Y ése día hizo una ofrenda.
Algo parecido a lo que hacían los aztecas con los corazones de las vírgenes pero sustrayéndole el drama y el desmembramiento. Ése día, luego de la empanada de mechada con salsa de ajo, comida en medio de un colectivo que a pie esperaba su turno para coger el picante, pasó de lado a una anciana, de unos 80 años, que vendía en el piso de la Plaza Las Tres Gracias, unos pañitos de cocina. Tarjetas desgastadas de Piolín para el día de los enamorados, encendedores, dos esponjas y un prendedor brillante en forma de lazo. Iba a ser probablemente la única clienta del día de la anciana, de la semana, o del mes.
Cargando todo el evento con gran romanticismo e intuición (porque a través del raciocinio cuadrado y lógico no hubiese tenido mucho sentido) pensó: “Voy a comprarlo”. La compra fue la ofrenda, una especie de regalo místico para que las ruedas se mantuvieran en movimiento, para dinamizar una semana que se veía catastrófica; un simbolismo… holístico o algo así.

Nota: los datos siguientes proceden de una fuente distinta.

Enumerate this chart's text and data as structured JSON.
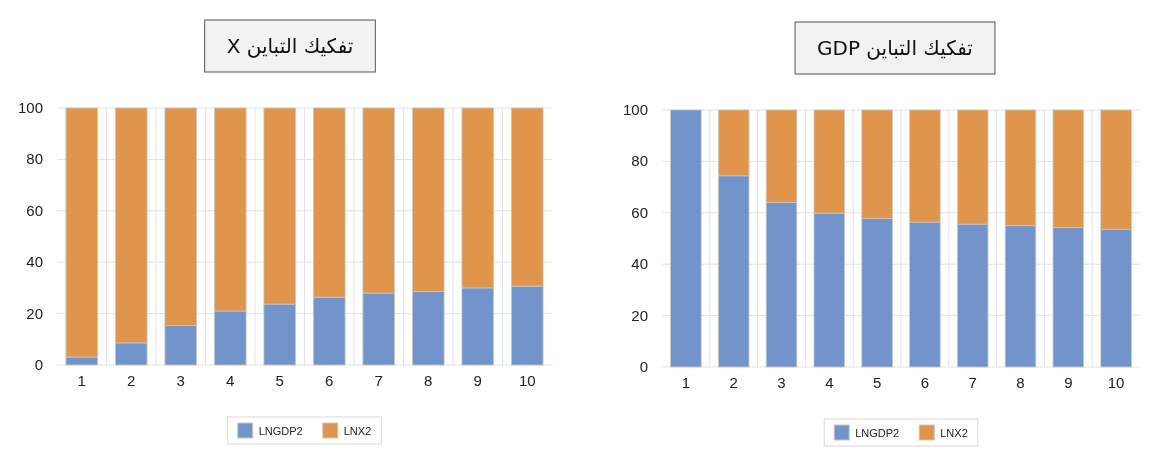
{
  "chart_data": [
    {
      "type": "bar",
      "title": "تفكيك التباين X",
      "stacked": true,
      "categories": [
        "1",
        "2",
        "3",
        "4",
        "5",
        "6",
        "7",
        "8",
        "9",
        "10"
      ],
      "series": [
        {
          "name": "LNGDP2",
          "color": "#7294cb",
          "values": [
            3.1,
            8.6,
            15.4,
            21,
            23.7,
            26.4,
            28,
            28.6,
            30,
            30.7
          ]
        },
        {
          "name": "LNX2",
          "color": "#e0954c",
          "values": [
            96.9,
            91.4,
            84.6,
            79,
            76.3,
            73.6,
            72,
            71.4,
            70,
            69.3
          ]
        }
      ],
      "ylim": [
        0,
        100
      ],
      "yticks": [
        0,
        20,
        40,
        60,
        80,
        100
      ],
      "grid": true,
      "legend": "bottom"
    },
    {
      "type": "bar",
      "title": "تفكيك التباين GDP",
      "stacked": true,
      "categories": [
        "1",
        "2",
        "3",
        "4",
        "5",
        "6",
        "7",
        "8",
        "9",
        "10"
      ],
      "series": [
        {
          "name": "LNGDP2",
          "color": "#7294cb",
          "values": [
            100,
            74.4,
            64,
            59.9,
            57.8,
            56.4,
            55.6,
            55,
            54.3,
            53.6
          ]
        },
        {
          "name": "LNX2",
          "color": "#e0954c",
          "values": [
            0,
            25.6,
            36,
            40.1,
            42.2,
            43.6,
            44.4,
            45,
            45.7,
            46.4
          ]
        }
      ],
      "ylim": [
        0,
        100
      ],
      "yticks": [
        0,
        20,
        40,
        60,
        80,
        100
      ],
      "grid": true,
      "legend": "bottom"
    }
  ]
}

Lo importantes es que cambió algo, hizo lo que nunca hace, y se detuvo para comprarle a la anciana el prendedor. Valió el brillo en los ojos de la señora, y a pesar de regatear con ella (la anciana no era tonta), terminó llevándose el lazo a casa.
Era un de las compras más significativas que había hecho porque estaba absolutamente convencido del objetivo que buscaba. “Esto es una ofrenda al universo, algo para que los engranajes no se detengan”.
Yo, que jamás hago cosas así, hoy le compré un lazo de fantasía a una anciana de 80 años que solitaria esperaba en la esquina de la vacía fuente, al lado del empanadero. Mi pitonisa urbana, ni ella misma lo hubiese creído.